We called State Representative Ken Skowronski of Franklin for comment. He did not return our call.
The constituent who wrote Mayor Olson lives near the grow and was appalled. We are withholding her name for her protection and to avoid giving away the location of the massive grow operation, which spans 11 greenhouses and possibly 3,500, according to a search warrant affidavit obtained exclusively by Wisconsin Right Now.
That affidavit said police had three confidential informants; they also stopped a car with two men leaving the grow who said they were from Mexico, lacked identification, and had marijuana buds on the back of their pants legs, the warrant says.
We learned from the landowner, who claims the plants are hemp, that police sent him a municipal ticket for marijuana possession after the DA did nothing, and we learned from sources that the plans tested well over the legal level allowed for hemp, allegedly making it marijuana under the law.
“Thank you so much for finally doing a story on the pot farm in Franklin and the unbelievable things happening,” the neighbor wrote WRN. “I have contacted several media, the city, mayors, county supervisor, state representative, police, etc., and for most part, nobody seems to care or wanted to do a story. Most don’t even bother to email me back. A few seemed to care and returned my call/email, but I think their hands are tied.”
She added that she is concerned local kids could have access to the plants, which were basically abandoned on the spot.
“The DA ought to be ashamed of himself for turning a blind eye to this pot farm,” the neighbor alleged. “This is unacceptable that millions of dollars of pot is left unattended. This illegal pot farm should be monitored until it can be destroyed. Who is monitoring all this pot? NOONE is monitoring it. The City, County and State authorities should be dealing with this…BUT they are NOT. Pot is still illegal in Wisconsin, and this pot needs to be destroyed. Sometimes, we can even smell it at our house, and it is an awful smell.”
The neighbor said police raided the grow on Aug. 31, and trail cams caught some of the workers “running away in the fields.” She went over to check it out and saw tents and clothing on clotheslines and “massive amounts of pot. It was just unbelievable.”
She alleged: “It’s unbelievable; this is like a multi-million dollar pot operation, and people can just walk in and out and take what they want and nobody’s pressing charges against these people. The last I heard pot was still illegal in Wisconsin.”
“I lost a son because of drugs,” she said, accusing Chisholm of being “soft on crime. He doesn’t want to prosecute illegal actions.”
She said her son started with marijuana in middle school. That led eventually to heroin, an addiction he had for three months when he “wanted to be free of the heroin so bad he took his own life.”
We asked Franklin Mayor Steve Olson why the grow hasn’t been confiscated and destroyed. “I don’t have an answer,” he said to that, adding that it is a legal matter to discuss with police and its still an ongoing investigation.
When asked if he thinks the state Legislature need to consider changing the hemp laws, Olson said there is confusion on definition, amounts, and rationale for definitions which is causing lots of problems for law enforcement. How can you enforce something when you can’t figure out what it means, he asked.

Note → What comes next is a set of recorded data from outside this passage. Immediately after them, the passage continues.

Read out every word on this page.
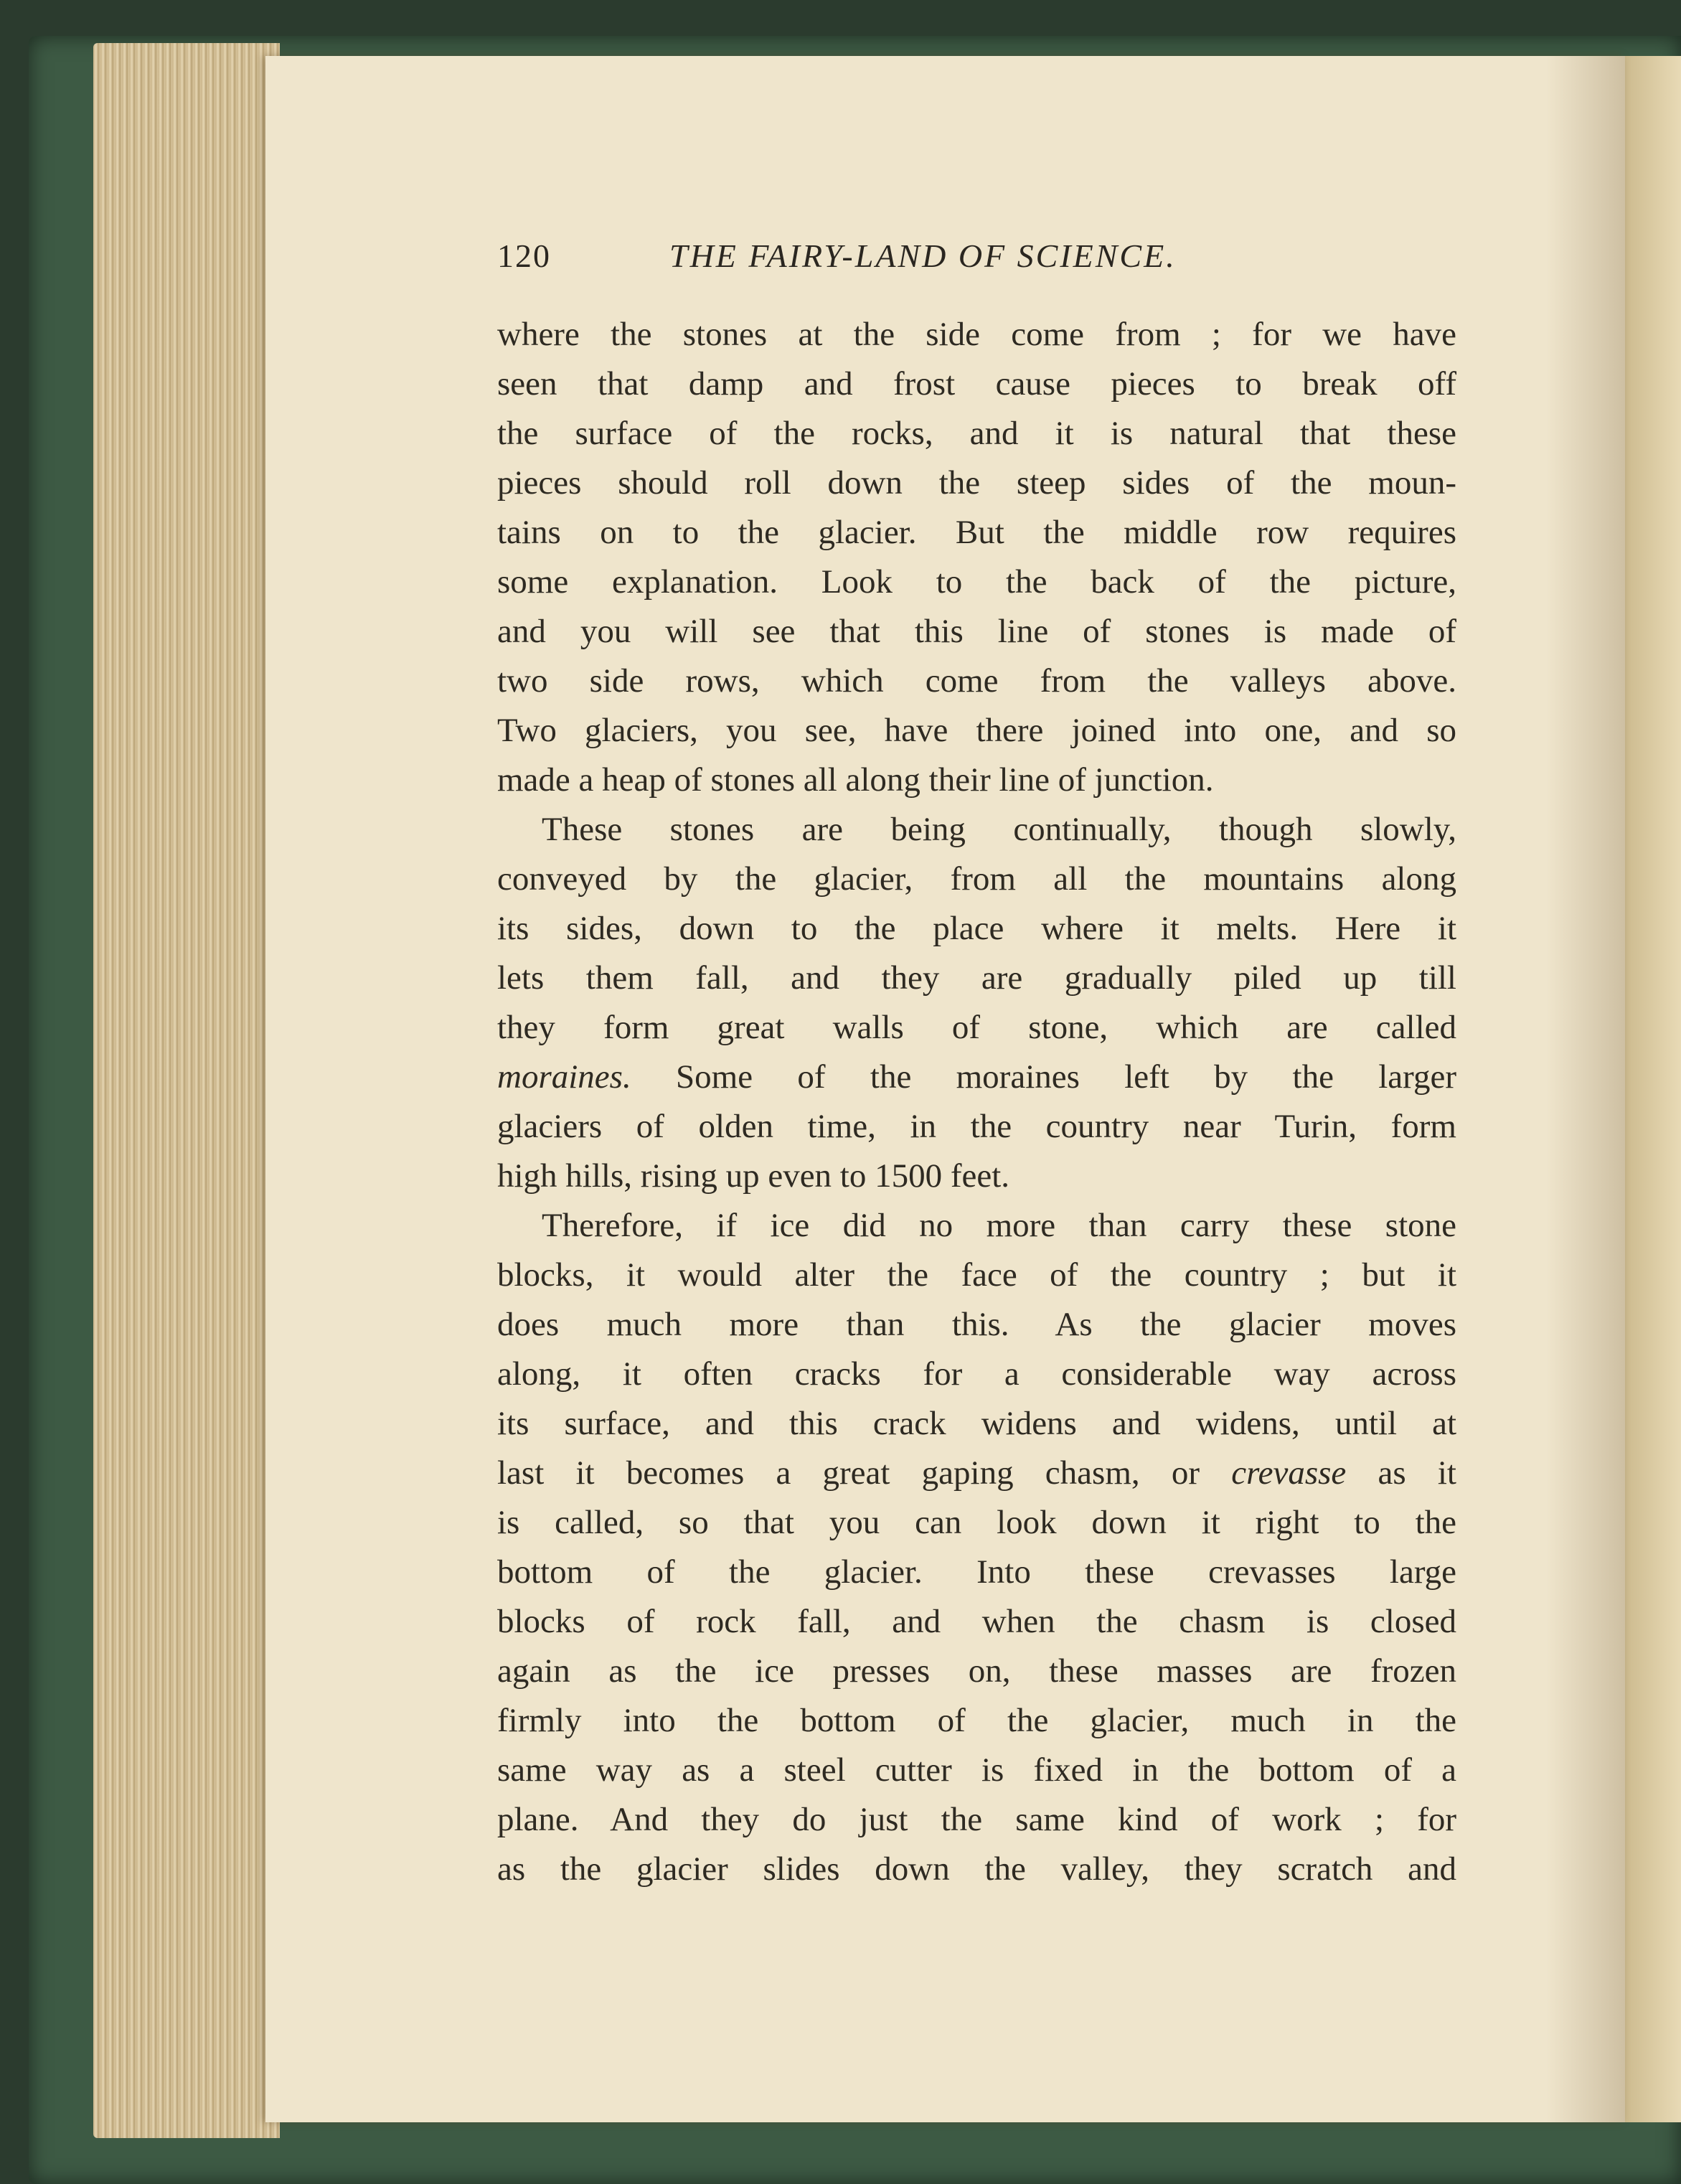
120	THE FAIRY-LAND OF SCIENCE.
where the stones at the side come from ; for we have
seen that damp and frost cause pieces to break off
the surface of the rocks, and it is natural that these
pieces should roll down the steep sides of the moun-
tains on to the glacier. But the middle row requires
some explanation. Look to the back of the picture,
and you will see that this line of stones is made of
two side rows, which come from the valleys above.
Two glaciers, you see, have there joined into one, and so
made a heap of stones all along their line of junction.
These stones are being continually, though slowly,
conveyed by the glacier, from all the mountains along
its sides, down to the place where it melts. Here it
lets them fall, and they are gradually piled up till
they form great walls of stone, which are called
moraines. Some of the moraines left by the larger
glaciers of olden time, in the country near Turin, form
high hills, rising up even to 1500 feet.
Therefore, if ice did no more than carry these stone
blocks, it would alter the face of the country ; but it
does much more than this. As the glacier moves
along, it often cracks for a considerable way across
its surface, and this crack widens and widens, until at
last it becomes a great gaping chasm, or crevasse as it
is called, so that you can look down it right to the
bottom of the glacier. Into these crevasses large
blocks of rock fall, and when the chasm is closed
again as the ice presses on, these masses are frozen
firmly into the bottom of the glacier, much in the
same way as a steel cutter is fixed in the bottom of a
plane. And they do just the same kind of work ; for
as the glacier slides down the valley, they scratch and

Franklin sends a lot of tax money to the state of Wisconsin and Milwaukee County to pay for the DA and circuit court services that “we are not receiving,” said the mayor.

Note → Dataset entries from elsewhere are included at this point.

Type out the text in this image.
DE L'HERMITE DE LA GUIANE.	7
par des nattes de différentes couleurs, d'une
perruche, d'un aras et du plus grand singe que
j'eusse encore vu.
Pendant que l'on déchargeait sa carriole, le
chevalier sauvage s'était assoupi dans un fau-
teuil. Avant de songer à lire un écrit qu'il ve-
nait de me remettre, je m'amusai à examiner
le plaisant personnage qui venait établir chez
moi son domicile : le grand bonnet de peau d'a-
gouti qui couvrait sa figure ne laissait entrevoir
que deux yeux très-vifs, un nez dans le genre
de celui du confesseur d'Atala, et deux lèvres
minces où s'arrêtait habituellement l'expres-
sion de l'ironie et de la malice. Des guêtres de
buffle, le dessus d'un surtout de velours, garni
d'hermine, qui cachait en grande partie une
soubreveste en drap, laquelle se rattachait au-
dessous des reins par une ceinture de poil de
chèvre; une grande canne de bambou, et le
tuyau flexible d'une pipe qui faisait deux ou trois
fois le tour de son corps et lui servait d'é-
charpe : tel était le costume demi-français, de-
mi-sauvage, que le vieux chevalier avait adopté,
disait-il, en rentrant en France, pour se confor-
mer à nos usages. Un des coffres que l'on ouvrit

He is in favor of limited medical marijuana but does not believe in recreational marijuana.
The mayor noted that a school is located not far from the grow. We are not giving the address of the grow or name of the school because the plants are sitting there unattended.
“Franklin doesn’t have the officers to guard the grow,” said the mayor, questioning why the Sheriff’s Department doesn’t guard it.
“Franklin police did everything chapter and verse,” said the mayor, adding that they “do things by the book.”